East Timor Awaits Independence

Fifty-one years ago this Aug. 17, Indonesia declared independence from the Netherlands. As the archipelago celebrates this anniversary, it is worth considering one of the more painful ironies of post-World War II geopolitics: Suharto's vicious regime trumpets its "nonaligned" status while it ruthlessly carries out the worst excesses of a colonial power.

Suharto rose to power in a coup that killed more than 500,000 people, and since then his government has continually cracked down on dissent at home.

Three weeks ago, his troops attacked the offices of a legal opposition party and when protests erupted in response, a military commander bluntly laid out his charge that "we have orders to shoot if there are any attempts to disturb order." Several hundred people, including the courageous independent trade union leader Muchtar Pakpahan, were arrested.

Nowhere has the boot of the Indonesian military come down harder than in East Timor, a small island nation north of Australia. The UN has passed 10 resolutions condemning the Suharto regime's illegal invasion and annexation of the island. Suharto's East Timor policy is an example of realpolitik at its most misanthropic.

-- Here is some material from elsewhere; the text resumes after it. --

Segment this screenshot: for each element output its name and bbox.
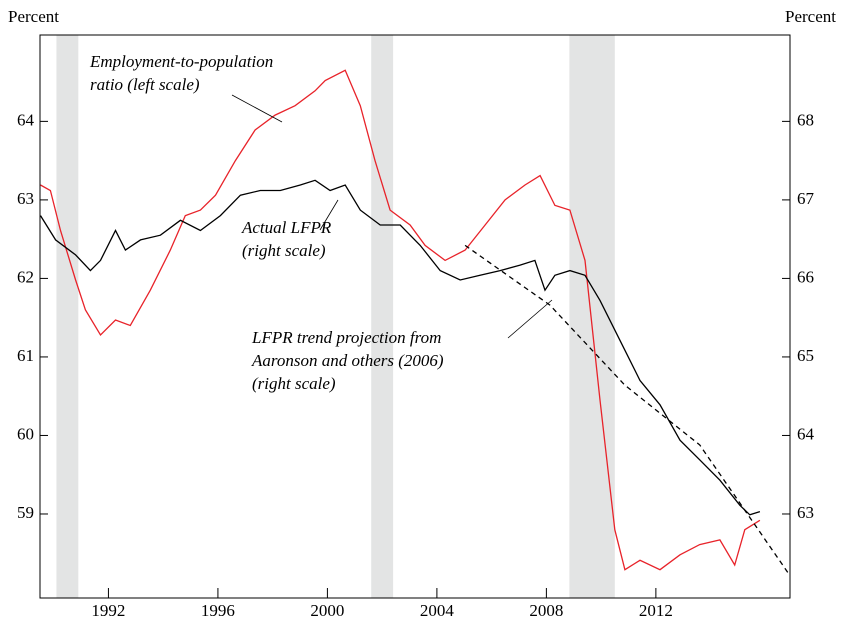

Portugal began the process of decolonization in 1975, and Indonesia, the fourth most populous country in the world, saw a chance to exercise its military might over a country slightly larger than the state of Maryland. By the late 1980s, 200,000 people - fully one third of the East Timorese population - had been killed.

When first running for the presidency, Bill Clinton said of East Timor, "We have ignored it so far in ways that I think are unconscionable." Once in office, Clinton performed an all too characteristic somersault, promoting the sale of up to 28 F-16s and approving $60 million dollars of other weapons sales to Indonesia. Last fall, a senior administration official even called Suharto "our kind of guy."

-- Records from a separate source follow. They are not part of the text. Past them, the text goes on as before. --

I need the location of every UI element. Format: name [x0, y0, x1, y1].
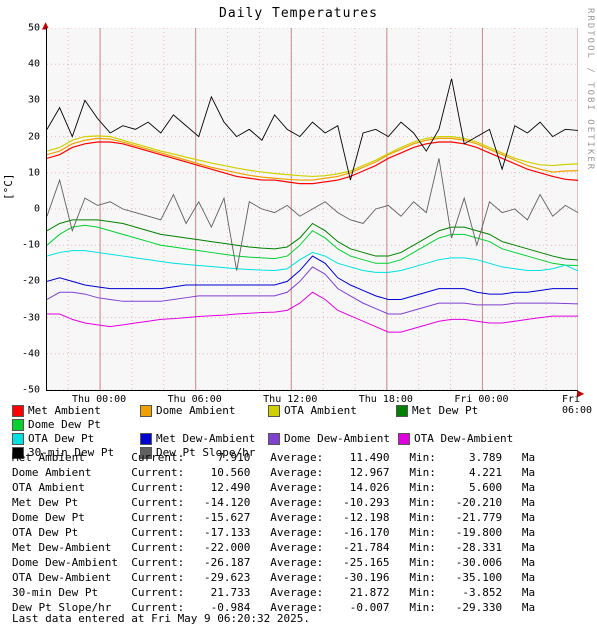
- legend-swatch-icon: [12, 405, 24, 417]
- series-ota-dew-pt: [47, 251, 578, 273]
- series-met-dew-pt: [47, 220, 578, 260]
- legend-swatch-icon: [268, 433, 280, 445]
- legend-item: Dome Dew-Ambient: [268, 432, 390, 446]
- legend-label: Met Dew-Ambient: [156, 432, 255, 446]
- series-dome-dew-pt: [47, 225, 578, 265]
- watermark: RRDTOOL / TOBI OETIKER: [585, 8, 595, 171]
- legend-swatch-icon: [12, 433, 24, 445]
- footer-text: Last data entered at Fri May 9 06:20:32 …: [12, 612, 310, 625]
- plot-area: [46, 28, 578, 391]
- series-met-ambient: [47, 142, 578, 184]
- legend-label: Met Dew Pt: [412, 404, 478, 418]
- legend-item: OTA Ambient: [268, 404, 388, 418]
- legend-swatch-icon: [140, 433, 152, 445]
- legend-label: Dome Ambient: [156, 404, 235, 418]
- ytick-label: 10: [0, 167, 40, 178]
- legend-item: OTA Dew-Ambient: [398, 432, 518, 446]
- legend-item: Dome Dew Pt: [12, 418, 132, 432]
- legend-item: Met Dew-Ambient: [140, 432, 260, 446]
- ytick-label: -30: [0, 312, 40, 323]
- ytick-label: -50: [0, 385, 40, 396]
- legend-item: Dome Ambient: [140, 404, 260, 418]
- ytick-label: 40: [0, 59, 40, 70]
- series-dew-pt-slope-hr: [47, 158, 578, 270]
- legend-swatch-icon: [398, 433, 410, 445]
- legend-swatch-icon: [396, 405, 408, 417]
- chart-title: Daily Temperatures: [0, 6, 597, 21]
- legend-swatch-icon: [12, 419, 24, 431]
- legend-label: Dome Dew-Ambient: [284, 432, 390, 446]
- legend-label: OTA Dew-Ambient: [414, 432, 513, 446]
- xtick-label: Thu 18:00: [359, 394, 413, 405]
- ytick-label: -40: [0, 348, 40, 359]
- xtick-label: Fri 06:00: [562, 394, 592, 416]
- ytick-label: 20: [0, 131, 40, 142]
- xtick-label: Fri 00:00: [454, 394, 508, 405]
- series-ota-dew-ambient: [47, 292, 578, 332]
- ytick-label: -20: [0, 276, 40, 287]
- legend-item: Met Dew Pt: [396, 404, 516, 418]
- legend-swatch-icon: [140, 405, 152, 417]
- series-dome-dew-ambient: [47, 267, 578, 314]
- series-30-min-dew-pt: [47, 79, 578, 180]
- ytick-label: 50: [0, 23, 40, 34]
- stats-block: Met Ambient Current: 7.910 Average: 11.4…: [12, 450, 587, 615]
- xtick-label: Thu 12:00: [263, 394, 317, 405]
- legend-label: OTA Dew Pt: [28, 432, 94, 446]
- legend-label: Dome Dew Pt: [28, 418, 101, 432]
- legend-item: OTA Dew Pt: [12, 432, 132, 446]
- xtick-label: Thu 00:00: [72, 394, 126, 405]
- xtick-label: Thu 06:00: [168, 394, 222, 405]
- legend-label: Met Ambient: [28, 404, 101, 418]
- ytick-label: 30: [0, 95, 40, 106]
- series-met-dew-ambient: [47, 256, 578, 299]
- ytick-label: 0: [0, 204, 40, 215]
- legend-label: OTA Ambient: [284, 404, 357, 418]
- legend-swatch-icon: [268, 405, 280, 417]
- chart-container: Daily Temperatures RRDTOOL / TOBI OETIKE…: [0, 0, 597, 633]
- legend-item: Met Ambient: [12, 404, 132, 418]
- ytick-label: -10: [0, 240, 40, 251]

The Suharto regime's initial rationalization for invasion was the "Balibo Declaration," which called for "integration." One of the key signatories to this document, Guilherme Goncalves, governor of occupied East Timor from 1976 until January 1980, told reporters last year that the declaration was forced on the people of East Timor.

"The truth is nobody wanted it. It didn't reflect the true feelings of the East Timorese," Mr. Goncalves explained. "Whether we believed it or not, we had no choice. We had to sign."

None of this could have been pulled off without US support. Henry Kissinger explained that "the US understands Indonesia's position"; Pentagon and US government officials insisted that US "security interests" were best served by cultivating Suharto's "goodwill." Accordingly, our government provided 90 percent of the arms used in the invasion and has continued to aid and abet Suharto's troops during the worst periods of massacres and forced starvation.

As the repression in their homeland continues unabated, the Timorese simply ask that they be allowed what they have been denied for 20 years: a chance to vote in a UN-supervised referendum in which they might decide, without guns at their backs, whether to merge with Indonesia or to become independent.

The UN secretary-general has expressed a willingness to support such a referendum. But the crucial factor is support from Washington. Given our complicity in the horrific history of East Timor, we must pressure Mr. Clinton to ban weapon sales to Indonesia and to support such a referendum. He must finally act on the sentiments he expressed during the 1992 campaign.

*Ben Terrall is a researcher with the human rights group Global Exchange in San Francisco.